The Cambridge team confirmed the atmosphere is hydrogen-rich with a significant amount of water vapour but levels of other chemicals such as methane and ammonia were lower than expected.
If the lower levels of methane and ammonia are due to biological processes then it is likely that the planet contains active life of one form or another.
Lead author Dr Nikku Madhusudhan said water vapour has been detected in the atmosphere of a number of exoplanets studied so far.
According to Dr. Nikku Madhusudhan from Cambridge’s Institute of Astronomy, who led the new research, ‘Even if the planet is in the habitable zone, that doesn’t necessarily mean there are habitable conditions on the surface,’.
‘To establish the prospects for habitability, it’s important to obtain a unified understanding of the interior and atmospheric conditions on the planet – in particular, whether liquid water can exist beneath the atmosphere.’
The researchers determined the composition and structure of both the atmosphere and interior for the first time using existing observations.
They used detailed numerical and statistical models and took into account its radius and mass. These are 2.6 and 8.6 times greater than Earth’s, respectively.
K2-18b is in a planet category known as a ‘super Earth’ – and has a temperature cool enough to have liquid water, between 32F and 104F – similar to Earth.
This is likely to cause it to have a significant hydrogen ‘envelope’ surrounding a layer of high-pressure water – with an inner core of rock and iron.
If the hydrogen envelope is too thick, the temperature and pressure at the surface of the water layer beneath would be far too great to support life.

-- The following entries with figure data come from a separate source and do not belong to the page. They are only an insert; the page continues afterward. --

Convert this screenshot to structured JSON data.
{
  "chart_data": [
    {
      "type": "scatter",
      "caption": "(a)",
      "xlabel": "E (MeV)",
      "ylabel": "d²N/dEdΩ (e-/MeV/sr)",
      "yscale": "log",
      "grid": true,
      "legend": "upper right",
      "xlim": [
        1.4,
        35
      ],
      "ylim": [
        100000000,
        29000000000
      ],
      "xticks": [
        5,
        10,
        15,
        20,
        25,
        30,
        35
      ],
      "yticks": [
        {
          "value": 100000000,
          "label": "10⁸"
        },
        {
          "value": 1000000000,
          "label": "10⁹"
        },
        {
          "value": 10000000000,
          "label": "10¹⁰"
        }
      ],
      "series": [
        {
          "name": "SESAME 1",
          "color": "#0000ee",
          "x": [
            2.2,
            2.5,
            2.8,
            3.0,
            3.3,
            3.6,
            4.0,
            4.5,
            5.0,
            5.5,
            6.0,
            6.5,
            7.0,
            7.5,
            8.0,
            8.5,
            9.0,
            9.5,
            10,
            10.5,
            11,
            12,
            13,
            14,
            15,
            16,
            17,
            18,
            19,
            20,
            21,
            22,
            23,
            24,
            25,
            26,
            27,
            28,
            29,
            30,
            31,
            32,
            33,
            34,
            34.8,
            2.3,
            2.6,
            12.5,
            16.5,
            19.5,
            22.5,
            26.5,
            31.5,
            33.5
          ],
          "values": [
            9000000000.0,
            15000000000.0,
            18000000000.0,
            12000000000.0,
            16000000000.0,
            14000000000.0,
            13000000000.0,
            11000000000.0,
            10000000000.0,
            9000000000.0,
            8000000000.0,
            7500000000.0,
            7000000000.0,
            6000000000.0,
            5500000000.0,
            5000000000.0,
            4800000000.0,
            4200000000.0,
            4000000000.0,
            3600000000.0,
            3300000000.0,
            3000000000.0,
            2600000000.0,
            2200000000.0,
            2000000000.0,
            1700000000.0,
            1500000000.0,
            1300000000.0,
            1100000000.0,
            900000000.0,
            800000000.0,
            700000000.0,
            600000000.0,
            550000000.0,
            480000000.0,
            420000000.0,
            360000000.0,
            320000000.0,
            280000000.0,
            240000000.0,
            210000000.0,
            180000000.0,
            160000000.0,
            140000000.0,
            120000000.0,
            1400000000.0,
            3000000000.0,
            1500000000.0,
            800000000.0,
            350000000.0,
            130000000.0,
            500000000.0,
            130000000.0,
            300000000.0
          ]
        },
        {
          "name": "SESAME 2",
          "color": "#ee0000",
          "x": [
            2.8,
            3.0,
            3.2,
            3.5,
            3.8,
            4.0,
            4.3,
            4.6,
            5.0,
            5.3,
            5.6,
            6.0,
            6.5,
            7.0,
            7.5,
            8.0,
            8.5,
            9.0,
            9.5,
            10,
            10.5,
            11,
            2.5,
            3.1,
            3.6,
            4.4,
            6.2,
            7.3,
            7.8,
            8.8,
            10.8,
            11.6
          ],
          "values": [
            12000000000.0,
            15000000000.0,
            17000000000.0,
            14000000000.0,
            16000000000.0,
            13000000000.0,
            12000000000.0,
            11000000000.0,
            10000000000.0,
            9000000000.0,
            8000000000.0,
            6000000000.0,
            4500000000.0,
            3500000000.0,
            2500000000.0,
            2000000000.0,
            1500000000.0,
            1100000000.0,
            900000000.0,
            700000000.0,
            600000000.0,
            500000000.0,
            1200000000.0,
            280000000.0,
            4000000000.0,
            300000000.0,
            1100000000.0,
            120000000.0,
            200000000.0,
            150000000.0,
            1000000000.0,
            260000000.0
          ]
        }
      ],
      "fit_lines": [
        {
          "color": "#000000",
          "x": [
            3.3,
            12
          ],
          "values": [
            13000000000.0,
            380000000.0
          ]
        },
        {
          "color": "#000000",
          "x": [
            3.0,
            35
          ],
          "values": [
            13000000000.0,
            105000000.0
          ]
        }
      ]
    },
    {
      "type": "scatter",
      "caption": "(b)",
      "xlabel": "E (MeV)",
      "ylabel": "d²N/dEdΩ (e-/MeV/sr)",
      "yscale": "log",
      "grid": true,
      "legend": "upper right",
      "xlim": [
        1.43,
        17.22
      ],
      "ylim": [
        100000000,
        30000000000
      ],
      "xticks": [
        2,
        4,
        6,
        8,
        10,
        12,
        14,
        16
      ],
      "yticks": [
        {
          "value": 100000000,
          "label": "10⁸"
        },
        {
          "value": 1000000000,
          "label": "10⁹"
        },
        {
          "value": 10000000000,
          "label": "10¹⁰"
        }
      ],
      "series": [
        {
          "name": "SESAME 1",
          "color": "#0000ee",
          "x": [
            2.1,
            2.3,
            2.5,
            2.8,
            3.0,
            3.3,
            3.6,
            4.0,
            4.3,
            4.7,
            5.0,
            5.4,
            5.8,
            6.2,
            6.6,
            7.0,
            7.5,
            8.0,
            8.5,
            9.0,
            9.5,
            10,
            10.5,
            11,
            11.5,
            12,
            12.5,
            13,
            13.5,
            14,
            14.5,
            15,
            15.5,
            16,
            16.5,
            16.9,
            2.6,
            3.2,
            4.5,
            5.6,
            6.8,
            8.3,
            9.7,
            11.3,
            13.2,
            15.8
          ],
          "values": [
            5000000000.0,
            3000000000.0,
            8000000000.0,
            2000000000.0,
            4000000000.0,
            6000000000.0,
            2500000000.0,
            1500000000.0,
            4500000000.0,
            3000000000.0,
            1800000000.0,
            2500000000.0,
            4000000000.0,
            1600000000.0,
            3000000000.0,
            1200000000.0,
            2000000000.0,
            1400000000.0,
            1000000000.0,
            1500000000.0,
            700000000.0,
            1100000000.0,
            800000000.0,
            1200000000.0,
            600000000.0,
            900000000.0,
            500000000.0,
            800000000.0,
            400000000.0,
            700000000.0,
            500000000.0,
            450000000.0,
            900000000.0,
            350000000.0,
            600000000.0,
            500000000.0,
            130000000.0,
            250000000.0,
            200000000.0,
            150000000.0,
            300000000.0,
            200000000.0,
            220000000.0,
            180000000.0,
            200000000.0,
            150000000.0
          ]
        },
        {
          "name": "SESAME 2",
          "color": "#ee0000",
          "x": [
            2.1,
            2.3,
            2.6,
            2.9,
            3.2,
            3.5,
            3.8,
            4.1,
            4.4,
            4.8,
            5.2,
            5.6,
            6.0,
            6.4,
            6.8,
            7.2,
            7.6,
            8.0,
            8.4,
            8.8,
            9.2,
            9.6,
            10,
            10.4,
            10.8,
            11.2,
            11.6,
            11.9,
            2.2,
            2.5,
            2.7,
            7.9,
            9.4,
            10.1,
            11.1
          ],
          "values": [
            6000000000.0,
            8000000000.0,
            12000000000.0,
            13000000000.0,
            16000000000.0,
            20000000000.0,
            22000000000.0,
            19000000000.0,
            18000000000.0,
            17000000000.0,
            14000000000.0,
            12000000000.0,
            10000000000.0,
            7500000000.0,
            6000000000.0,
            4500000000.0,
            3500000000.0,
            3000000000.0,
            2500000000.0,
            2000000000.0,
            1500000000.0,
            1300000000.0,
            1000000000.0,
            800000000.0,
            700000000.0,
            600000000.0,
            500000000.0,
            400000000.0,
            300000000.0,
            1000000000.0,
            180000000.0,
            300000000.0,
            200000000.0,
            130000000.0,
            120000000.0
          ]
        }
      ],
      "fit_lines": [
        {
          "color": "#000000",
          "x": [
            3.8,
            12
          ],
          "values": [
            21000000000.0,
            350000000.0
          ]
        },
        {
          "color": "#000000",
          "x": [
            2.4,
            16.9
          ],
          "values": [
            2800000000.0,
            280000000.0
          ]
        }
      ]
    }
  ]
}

The paper published in the Astrophysical Journal Letters.
Co-author Matthew Nixon said: ‘We wanted to know the thickness of the hydrogen envelope – how deep the hydrogen goes. While this is a question with multiple solutions, we’ve shown you don’t need much hydrogen to explain all the observations together.’
The researchers found the maximum extent of the hydrogen envelope allowed by the data is around six percent of the planet’s mass.
In particular, a ‘number of scenarios allow for an ocean world,’ said the researchers. The study will also enable the search for habitable conditions and signs of life on planets outside the solar system that are much bigger than Earth.
First discovered in 2015, the exoplanet is 124 light-years away, is 2.6 times the radius, and 8.6 times the mass of Earth. Based on its size, K2-18b could be a Super-Earth or a mini-Neptune and it takes 33 days to complete one orbit around its sun. More information about the exoplanet will be obtained next year with the launch of the upcoming James Webb Space Telescope by NASA.